How Do You Solve This First Order Linear ODE?

[charmedbeauty]

Homework Statement

Solve this first order linear ODE

x (dy/dx)-2y=6x⁵

Homework Equations

The Attempt at a Solution

x (dy/dx)-2y=6x⁵

divide through by x

dy/dx -2y/x = 6x⁴

I= e^{∫-2/x dx}

=e^-ln(2) =-2

∴ -2(dy/dx) + 4y/x = -12x⁴

d/dx(-2y) = -12x⁵/5 + C

y= 6/5(x⁵) - C/2

this is wrong but where did I go wrong?

Thanks

 

[vela]

You didn't calculate the integrating factor correctly. Recheck the integral.

 

[charmedbeauty]

You didn't calculate the integrating factor correctly. Recheck the integral.

ohh it should be a half; thanks

so it should be y = y=-6/5x⁵ - 2C

the answer in my book has 2x⁵ + Ax²

 

[vela]

No, it should have an x in it.

EDIT: It refers to the integrating factor.

 

[LCKurtz]

ohh it should be a half; thanks

so it should be y = y=-6/5x⁵ - 2C

the answer in my book has 2x⁵ + Ax²

The book is correct.
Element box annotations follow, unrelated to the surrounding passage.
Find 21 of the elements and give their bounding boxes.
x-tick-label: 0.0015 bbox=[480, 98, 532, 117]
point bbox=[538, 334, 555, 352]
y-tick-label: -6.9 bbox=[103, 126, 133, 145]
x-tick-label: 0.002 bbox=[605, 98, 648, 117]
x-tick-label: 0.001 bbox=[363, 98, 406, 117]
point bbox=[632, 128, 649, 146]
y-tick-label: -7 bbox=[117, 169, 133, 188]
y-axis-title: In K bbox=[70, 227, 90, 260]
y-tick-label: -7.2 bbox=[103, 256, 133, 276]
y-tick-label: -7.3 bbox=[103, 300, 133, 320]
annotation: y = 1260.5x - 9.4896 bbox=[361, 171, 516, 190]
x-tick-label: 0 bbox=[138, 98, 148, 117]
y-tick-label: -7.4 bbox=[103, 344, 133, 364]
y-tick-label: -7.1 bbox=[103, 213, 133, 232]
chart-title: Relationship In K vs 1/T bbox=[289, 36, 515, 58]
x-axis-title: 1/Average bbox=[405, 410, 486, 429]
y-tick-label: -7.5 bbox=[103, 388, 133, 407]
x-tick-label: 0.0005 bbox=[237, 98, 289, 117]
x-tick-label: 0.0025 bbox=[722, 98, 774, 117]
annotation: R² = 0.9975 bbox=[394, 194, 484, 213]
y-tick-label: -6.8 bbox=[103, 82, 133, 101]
Show your steps and we can help you find where you went astray.

 

[Bohrok]

=e^-ln(2) =-2

This isn't true; take a look at log/exponential rules.

 

[charmedbeauty]

This isn't true; take a look at log/exponential rules.

okbthanks I figured it out now../.

I=1/x²

although I am alittle confused about this integral

if you work out the integral of -2/x

-2ln(x)

so I thought e^-2ln(x)

which is e^1/-2ln(x)


should be -1/2x

and not -1/x^2

??

thanks.

 

[HallsofIvy]

You seem to be making one algebra mistake after another. Yes, the integral of -2/x is -2ln(x) and the exponential of that is e^{-2\ln(x)} but that is NOT e/(-2\ln(x)). I can't imagine where you got that. It is, rather 1/e^{2\ln(x)}.
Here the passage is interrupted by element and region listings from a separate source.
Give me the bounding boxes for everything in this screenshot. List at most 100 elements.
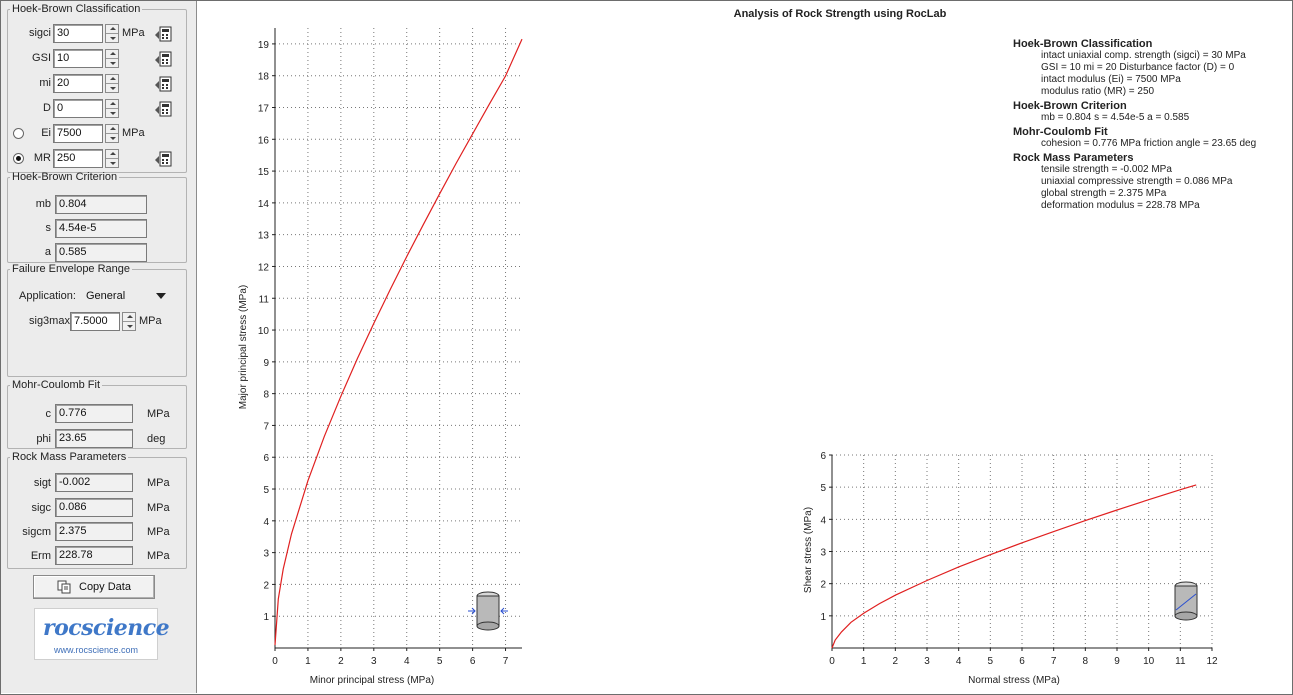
ei-label: Ei (41, 127, 51, 139)
calculator-icon[interactable] (154, 76, 172, 92)
cylinder-bottom (1174, 611, 1198, 621)
erm-value: 228.78 (55, 546, 133, 565)
calculator-icon[interactable] (154, 101, 172, 117)
x-tick-label: 4 (404, 656, 410, 667)
calculator-icon[interactable] (154, 51, 172, 67)
y-tick-label: 16 (258, 135, 270, 146)
d-label: D (43, 102, 51, 114)
ei-radio[interactable] (13, 128, 24, 139)
d-input[interactable]: 0 (53, 99, 103, 118)
x-tick-label: 5 (988, 656, 994, 667)
y-tick-label: 15 (258, 167, 270, 178)
d-spinner[interactable] (105, 99, 119, 118)
mr-radio[interactable] (13, 153, 24, 164)
calculator-icon[interactable] (154, 26, 172, 42)
s-value: 4.54e-5 (55, 219, 147, 238)
mr-label: MR (33, 152, 51, 164)
summary-heading: Hoek-Brown Classification (1013, 38, 1153, 50)
y-tick-label: 19 (258, 40, 270, 51)
x-tick-label: 9 (1114, 656, 1120, 667)
x-tick-label: 7 (1051, 656, 1057, 667)
sigc-unit: MPa (147, 502, 170, 514)
c-value: 0.776 (55, 404, 133, 423)
y-tick-label: 10 (258, 326, 270, 337)
rocscience-logo[interactable]: rocscience www.rocscience.com (34, 608, 170, 660)
y-tick-label: 14 (258, 199, 270, 210)
sigci-label: sigci (28, 27, 51, 39)
y-tick-label: 1 (263, 612, 269, 623)
x-tick-label: 2 (338, 656, 344, 667)
mi-input[interactable]: 20 (53, 74, 103, 93)
sigc-value: 0.086 (55, 498, 133, 517)
summary-line: cohesion = 0.776 MPa friction angle = 23… (1041, 138, 1257, 149)
sigt-label: sigt (33, 477, 51, 489)
results-summary: Hoek-Brown Classification intact uniaxia… (1013, 36, 1256, 212)
sigci-spinner[interactable] (105, 24, 119, 43)
hoek-brown-criterion-group: Hoek-Brown Criterion (7, 171, 187, 263)
ei-input[interactable]: 7500 (53, 124, 103, 143)
cylinder-bottom (476, 621, 500, 631)
x-tick-label: 1 (861, 656, 867, 667)
mohr-coulomb-group: Mohr-Coulomb Fit (7, 379, 187, 449)
x-tick-label: 2 (893, 656, 899, 667)
summary-line: global strength = 2.375 MPa (1041, 188, 1167, 199)
triaxial-sample-icon (468, 591, 508, 631)
gsi-input[interactable]: 10 (53, 49, 103, 68)
mb-value: 0.804 (55, 195, 147, 214)
y-tick-label: 12 (258, 262, 270, 273)
mi-spinner[interactable] (105, 74, 119, 93)
mr-input[interactable]: 250 (53, 149, 103, 168)
arrow (468, 607, 476, 615)
gsi-spinner[interactable] (105, 49, 119, 68)
shear-sample-icon (1174, 581, 1198, 621)
sig3max-spinner[interactable] (122, 312, 136, 331)
logo-wordmark: rocscience (43, 615, 170, 641)
application-select[interactable]: General (86, 290, 126, 302)
group-title: Mohr-Coulomb Fit (12, 379, 101, 391)
hoek-brown-classification-group: Hoek-Brown Classification (7, 3, 187, 173)
y-tick-label: 5 (263, 485, 269, 496)
group-title: Failure Envelope Range (12, 263, 131, 275)
y-tick-label: 4 (263, 517, 269, 528)
y-tick-label: 2 (820, 580, 826, 591)
x-tick-label: 4 (956, 656, 962, 667)
y-tick-label: 18 (258, 72, 270, 83)
calculator-icon[interactable] (154, 151, 172, 167)
x-tick-label: 1 (305, 656, 311, 667)
y-axis-label: Major principal stress (MPa) (238, 285, 249, 409)
ei-spinner[interactable] (105, 124, 119, 143)
y-tick-label: 7 (263, 421, 269, 432)
summary-heading: Mohr-Coulomb Fit (1013, 126, 1108, 138)
y-tick-label: 3 (820, 548, 826, 559)
copy-data-button[interactable]: Copy Data (33, 575, 155, 599)
x-tick-label: 6 (1019, 656, 1025, 667)
mi-label: mi (39, 77, 51, 89)
mr-spinner[interactable] (105, 149, 119, 168)
x-axis-label: Minor principal stress (MPa) (310, 675, 434, 686)
rock-mass-group: Rock Mass Parameters (7, 451, 187, 569)
y-tick-label: 2 (263, 580, 269, 591)
erm-unit: MPa (147, 550, 170, 562)
c-unit: MPa (147, 408, 170, 420)
sigcm-value: 2.375 (55, 522, 133, 541)
sig3max-input[interactable]: 7.5000 (70, 312, 120, 331)
failure-envelope-line (831, 484, 1197, 649)
sigci-input[interactable]: 30 (53, 24, 103, 43)
y-tick-label: 6 (263, 453, 269, 464)
erm-label: Erm (30, 550, 51, 562)
y-axis-label: Shear stress (MPa) (803, 507, 814, 593)
input-panel: Hoek-Brown Classification sigci 30 MPa G… (1, 1, 197, 693)
summary-heading: Rock Mass Parameters (1013, 152, 1134, 164)
summary-line: GSI = 10 mi = 20 Disturbance factor (D) … (1041, 62, 1235, 73)
s-label: s (45, 222, 52, 234)
chevron-down-icon[interactable] (156, 293, 166, 299)
phi-label: phi (36, 433, 51, 445)
x-tick-label: 8 (1083, 656, 1089, 667)
x-tick-label: 0 (272, 656, 278, 667)
x-tick-label: 5 (437, 656, 443, 667)
group-title: Rock Mass Parameters (12, 451, 127, 463)
shear-plane (1175, 593, 1197, 611)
But what you should have done first was simplify -2 ln(x). Do you know how to take that -2 'into' the logarithm?

 

[charmedbeauty]

You seem to be making one algebra mistake after another. Yes, the integral of -2/x is -2ln(x) and the exponential of that is e^{-2\ln(x)} but that is NOT e/(-2\ln(x)). I can't imagine where you got that. It is, rather 1/e^{2\ln(x)}.

But what you should have done first was simplify -2 ln(x). Do you know how to take that -2 'into' the logarithm?

yeah I made a stupid mistake of course e^-2ln(x) = 1/e^2ln(x)

its been a while so first I should of done

-2ln(x) = -ln(x²)

Thanks